ARC-AGI-1 evaluation set is chosen

For these experiments I believe that evaluation set from ARC-AGI-1 has the greatest signal. The BARC model was able to solve around 20% of the tasks. The scores on the training set are not trustable because the model was trained on those or similar tasks, while the ARC-AGI-2 evaluation set is more difficult and only 2 out of 120 tasks were solved.

Experimental setup

The idea is to reuse all the data augmentation implemented on iteration 17. I will make predictions in batches of 8 or 16 predictions per task, and later I will aggregate all the predictions to estimate the accuracy of the system. I will have to save the data augmentation configuration alongside each prediction to be able to undo it when executing the code.

Results

Data augmentation improves the accuracy of the model by increasing the diversity of the predictions

The pass@n metric improves when using data augmentation. The difference is bigger when the number of predictions grows. This could explain why my previous experiments with just 8 predictions per task did not show improvements.

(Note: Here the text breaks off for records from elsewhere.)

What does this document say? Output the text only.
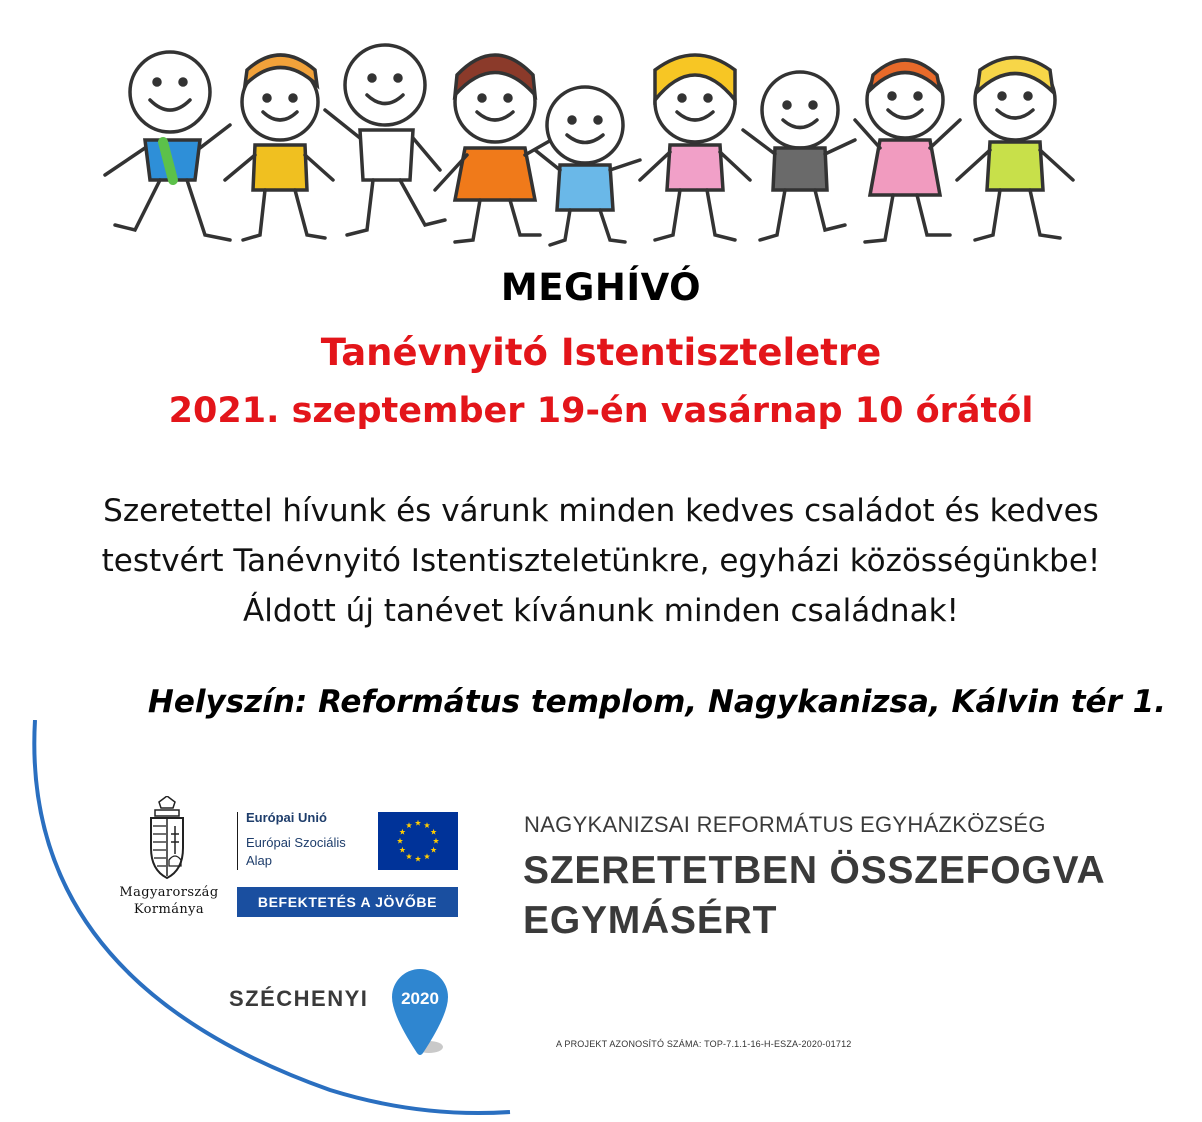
MEGHÍVÓ
Tanévnyitó Istentiszteletre
2021. szeptember 19-én vasárnap 10 órától
Szeretettel hívunk és várunk minden kedves családot és kedves
testvért Tanévnyitó Istentiszteletünkre, egyházi közösségünkbe!
Áldott új tanévet kívánunk minden családnak!
Helyszín: Református templom, Nagykanizsa, Kálvin tér 1.
Magyarország
Kormánya
Európai Unió
Európai Szociális
Alap
BEFEKTETÉS A JÖVŐBE
SZÉCHENYI 2020
NAGYKANIZSAI REFORMÁTUS EGYHÁZKÖZSÉG
SZERETETBEN ÖSSZEFOGVA
EGYMÁSÉRT
A PROJEKT AZONOSÍTÓ SZÁMA: TOP-7.1.1-16-H-ESZA-2020-01712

experiment	n_preds	valid code	valid outputs	unique outputs	pixel similarity	correct grids	pass_rate	pass@n
baseline	568	100.0%	75.9%	40.9%	57.1%	3.0%	1.96%	21.00%
data augmentation	584	100.0%	76.5%	44.4%	56.4%	2.9%	1.98%	24.50%

This is probably caused by having more diversity on the outputs, the metric that measure the unique outputs improves from 40.9% to 44.4%.

Trustability of the metrics

I have seen that we can only trust the metrics for a number of predictions around 1/4 of the total of predictions run (at least for pass@n metric). There is a bias to underestimate the pass@n rate when the number of predictions is small.

Thus when making comparisons between experiments we should try to have a similar number of predictions.

Distribution of output tokens

I was using the max_tokens=2048 from the previous iterations and it seems it is a good value. The median output tokens seems to be around 400, and we can see that the datasets are sorted by inference speed as expected. We could probably be using 1024 output tokens without much impact on the results. The important takeaway is that the current configuration is not hurting the accuracy of the model.

Conclusion

Next steps

TODO

Have a look at some of the solutions to verify they are legit implementations
Document some of the predictions
Check that I'm using the correct number of training samples. Maybe I should decouple from the Task object. Maybe I'm not giving all the training samples and making the problem harder. Indeed that is the case, I'm using just the training samples. So I have to fix that bug and repeat the experimentation.
Distribution of prediction length